É importante reforçar que as clínicas públicas não pretendem substituir o estado, como enfatiza Tide: “A gente tem clareza que o Estado é o principal agente de políticas públicas na área de saúde mental. A questão é que o excesso de demanda tem o impedido de dar conta, então o trabalho é complementar e, muitas vezes, acontece em conjunto.”
Ana Carolina Barros, coordenadora geral da Casa de Marias, reforça esse aspecto lembrando que: “o Sistema Único de Saúde (SUS) por si só contemplaria as necessidades da população se houvesse nele o investimento do Estado suficiente para tal. Como não há, as clínicas públicas além de atender a população, servem como uma denúncia sobre o baixo investimento público”
O projeto Territórios Clínicos lançou também um mapeamento para identificar organizações que oferecem formação, supervisão, consultoria e atendimento clínico psicanalítico e/ou psicológico abertos às comunidades de espaços periféricos.
Deste trabalho sistemático ao longo desses dois anos, nasce o Seminário Territórios Clínicos.
Seminário propõe compartilhar conhecimento e fortalece a rede
O Seminário Territórios Clínicos é fruto dessa rede criada em 2021 e que, agora, quer dividir com mais profissionais da área de saúde mental, estudantes de psicologia, pessoas que estão nas escolas de psicanálise, psicólogos, psicanalistas de todos os territórios e professores de psicanálise, suas descobertas.
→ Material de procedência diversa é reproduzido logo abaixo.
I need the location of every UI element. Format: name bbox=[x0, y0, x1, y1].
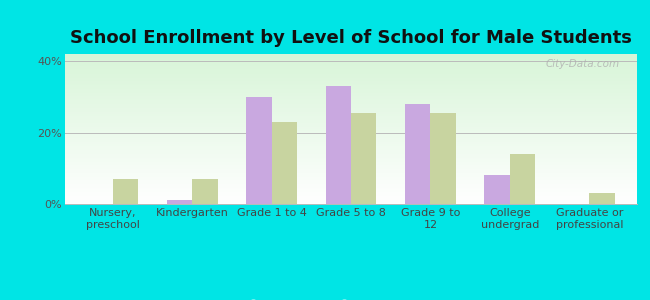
Bar bbox=[430, 113, 456, 204]
Text: City-Data.com: City-Data.com bbox=[546, 58, 620, 68]
Bar bbox=[166, 200, 192, 204]
Bar bbox=[272, 122, 297, 204]
Bar bbox=[246, 97, 272, 204]
Bar bbox=[484, 176, 510, 204]
Legend: Milbridge, Maine: Milbridge, Maine bbox=[244, 297, 400, 300]
Bar bbox=[351, 113, 376, 204]
Bar bbox=[405, 104, 430, 204]
Bar bbox=[192, 179, 218, 204]
Title: School Enrollment by Level of School for Male Students: School Enrollment by Level of School for… bbox=[70, 29, 632, 47]
Bar bbox=[510, 154, 536, 204]
Bar bbox=[112, 179, 138, 204]
Bar bbox=[326, 86, 351, 204]
Bar bbox=[590, 193, 615, 204]
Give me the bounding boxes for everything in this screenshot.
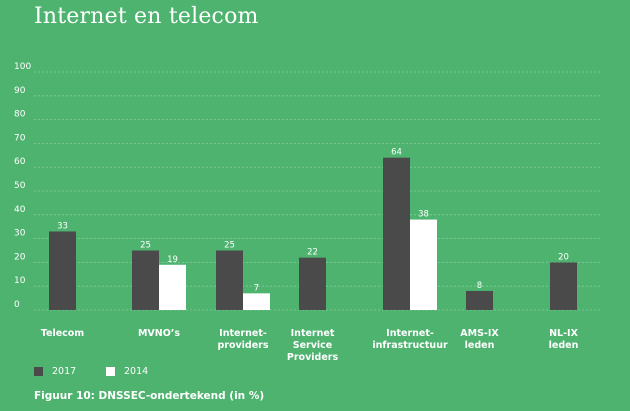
y-tick-label: 10 [14, 276, 26, 286]
x-category-label: Internet- infrastructuur [372, 328, 448, 351]
legend-swatch-2014 [106, 367, 115, 376]
y-tick-label: 100 [14, 62, 31, 72]
bar-value-label: 8 [477, 281, 482, 291]
bar-value-label: 22 [307, 248, 318, 258]
figure-caption: Figuur 10: DNSSEC-ondertekend (in %) [34, 390, 265, 402]
y-tick-label: 80 [14, 110, 26, 120]
bar-2014 [410, 219, 437, 310]
x-category-label: MVNO’s [137, 328, 181, 339]
y-tick-label: 40 [14, 205, 26, 215]
bar-value-label: 25 [224, 241, 235, 251]
x-category-label: Internet- providers [217, 328, 269, 351]
x-category-label: Telecom [40, 328, 85, 339]
x-category-label: AMS-IX leden [460, 328, 499, 351]
bar-2017 [216, 250, 243, 310]
y-tick-label: 60 [14, 157, 26, 167]
page-title: Internet en telecom [34, 4, 259, 29]
bar-value-label: 38 [418, 210, 429, 220]
bar-2017 [299, 257, 326, 310]
legend-label-2017: 2017 [52, 366, 77, 377]
bar-2017 [466, 290, 493, 310]
legend-item-2017: 2017 [34, 366, 76, 377]
bar-2014 [159, 264, 186, 310]
y-tick-label: 0 [14, 300, 20, 310]
bar-value-label: 33 [57, 221, 68, 231]
bar-value-label: 19 [167, 255, 178, 265]
x-category-label: Internet Service Providers [286, 328, 339, 363]
legend-item-2014: 2014 [106, 366, 148, 377]
legend-label-2014: 2014 [124, 366, 149, 377]
bar-value-label: 20 [558, 252, 569, 262]
y-tick-label: 50 [14, 181, 26, 191]
y-tick-label: 30 [14, 229, 26, 239]
bars [49, 157, 577, 310]
y-tick-label: 20 [14, 252, 26, 262]
legend-swatch-2017 [34, 367, 43, 376]
bar-value-label: 25 [140, 241, 151, 251]
y-tick-label: 70 [14, 133, 26, 143]
y-axis-ticks: 0 10 20 30 40 50 60 70 80 90 100 [14, 62, 31, 310]
y-tick-label: 90 [14, 86, 26, 96]
bar-value-label: 64 [391, 148, 402, 158]
x-category-label: NL-IX leden [548, 328, 579, 351]
bar-value-label: 7 [254, 283, 259, 293]
bar-2017 [383, 157, 410, 310]
bar-2017 [550, 262, 577, 310]
bar-2017 [49, 231, 76, 310]
bar-2014 [243, 293, 270, 310]
bar-2017 [132, 250, 159, 310]
data-labels: 33 25 19 25 7 22 64 38 8 20 [57, 148, 569, 294]
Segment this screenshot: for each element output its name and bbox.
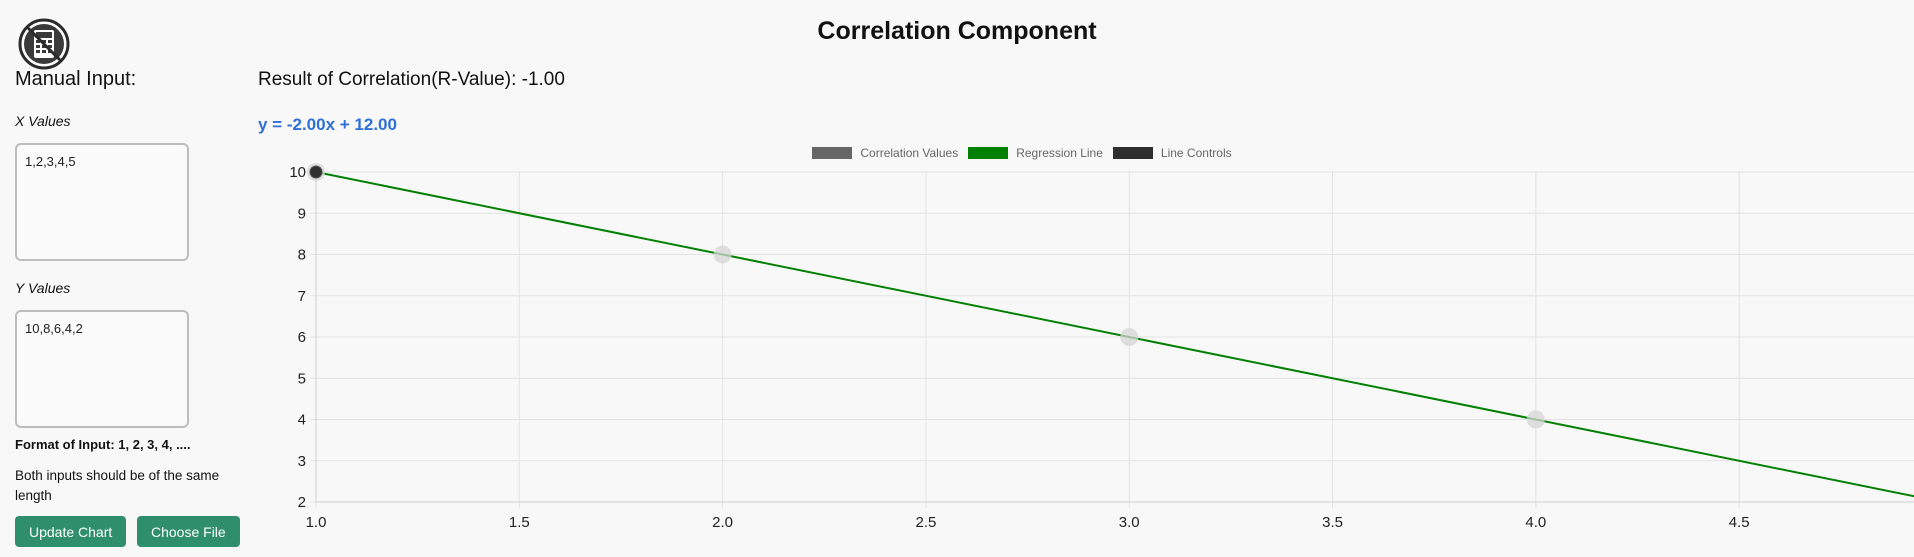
line-control-handle[interactable] [309,165,323,179]
x-tick-label: 4.5 [1729,514,1750,531]
choose-file-button[interactable]: Choose File [137,516,240,547]
y-tick-label: 9 [298,205,306,222]
x-tick-label: 3.0 [1119,514,1140,531]
y-tick-label: 2 [298,494,306,511]
x-tick-label: 1.0 [306,514,327,531]
calculator-logo-icon [18,18,70,70]
correlation-result: Result of Correlation(R-Value): -1.00 [258,69,565,90]
legend-label-regression-line: Regression Line [1016,146,1103,160]
page-title: Correlation Component [817,17,1097,45]
y-tick-label: 10 [289,164,306,181]
correlation-point [1526,410,1545,429]
chart-grid [310,171,1914,508]
y-tick-label: 3 [298,453,306,470]
correlation-point [713,245,732,264]
y-tick-label: 8 [298,247,306,264]
legend-swatch-correlation-values [812,147,853,159]
correlation-point [1120,328,1139,346]
update-chart-button[interactable]: Update Chart [15,516,127,547]
x-tick-label: 3.5 [1322,514,1343,531]
legend-swatch-line-controls [1112,147,1153,159]
chart-axes: 1.0 1.5 2.0 2.5 3.0 3.5 4.0 4.5 10 9 8 7 6 5 4 3 2 [289,164,1914,531]
y-tick-label: 7 [298,288,306,305]
chart-legend: Correlation Values Regression Line Line … [0,146,1914,160]
length-note: Both inputs should be of the same length [15,468,220,503]
x-tick-label: 4.0 [1525,514,1546,531]
x-values-label: X Values [15,113,71,129]
legend-label-line-controls: Line Controls [1160,146,1232,160]
legend-item-line-controls[interactable]: Line Controls [1112,146,1232,160]
y-values-label: Y Values [15,280,71,296]
x-tick-label: 2.5 [915,514,936,531]
chart-series [307,163,1914,498]
legend-label-correlation-values: Correlation Values [860,146,959,160]
x-tick-label: 2.0 [712,514,733,531]
x-values-input[interactable] [15,143,189,261]
x-tick-label: 1.5 [509,514,530,531]
y-values-input[interactable] [15,310,189,428]
y-tick-label: 6 [298,329,306,346]
legend-item-regression-line[interactable]: Regression Line [968,146,1103,160]
legend-swatch-regression-line [968,147,1009,159]
manual-input-heading: Manual Input: [15,68,137,90]
y-tick-label: 5 [298,370,306,387]
y-tick-label: 4 [298,412,306,429]
format-note: Format of Input: 1, 2, 3, 4, .... [15,437,191,452]
regression-equation: y = -2.00x + 12.00 [258,115,397,134]
legend-item-correlation-values[interactable]: Correlation Values [812,146,958,160]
“Nestes dois anos, a gente realizou vários encontros coletivos, fora as reuniões individuais”, conta Tide. “E nesses encontros, os debates foram muito interessantes e tiveram um processo muito vivo. Muita gente nos procurava querendo participar dos encontros. O Seminário é o resultado desse processo para contar para as pessoas o que fomos descobrindo sobre o trabalho no território, a clínica fora do conceito clássico de usar um espaço fechado e os desdobramentos disso no atendimento.”
Construído coletivamente pela Fundação e as sete iniciativas envolvidas no projeto, o Seminário busca avançar e aprofundar em temas centrais que colocam para conversar as clínicas públicas com a teoria psicanalítica, o território e as políticas públicas de saúde mental. É uma oportunidade de ampliar a interlocução e o diálogo com diversas pessoas e profissionais que se interessam por esse tema.
Para Ana Carolina: “É muito importante que tudo que a gente pode fazer não fique circunscrito às nossas organizações apenas, mas que possa ser colocado para pessoas que se interessam pela temática da saúde mental.”
No próximo dia 15 de abril, os/as participantes terão um dia cheio de atividades, com a abertura do evento realizada pela coordenadora de saúde mental da Fundação e, na sequência com as mesas:
- Entre as políticas públicas de saúde mental e as clínicas públicas – quais são os limites e possibilidades de articulação?
- Clínica, militância, formação – são impossíveis da psicanálise? A metapsicologia psicanalítica a partir das discussões de raça, classe e gênero
- Clínica e Território: desafios e potências.
Ana enfatiza a importante contribuição dos Territórios Clínicos e do Seminário: “Acredito que o evento propõe um avanço nas discussões de saúde mental e as suas articulações com as questões de gênero, raça, classe e território. A área tem se envolvido cada vez mais nas reflexões sobre essas articulações e o Seminário amadurece essas sistematizações das experiências vividas e amplia essas discussões.”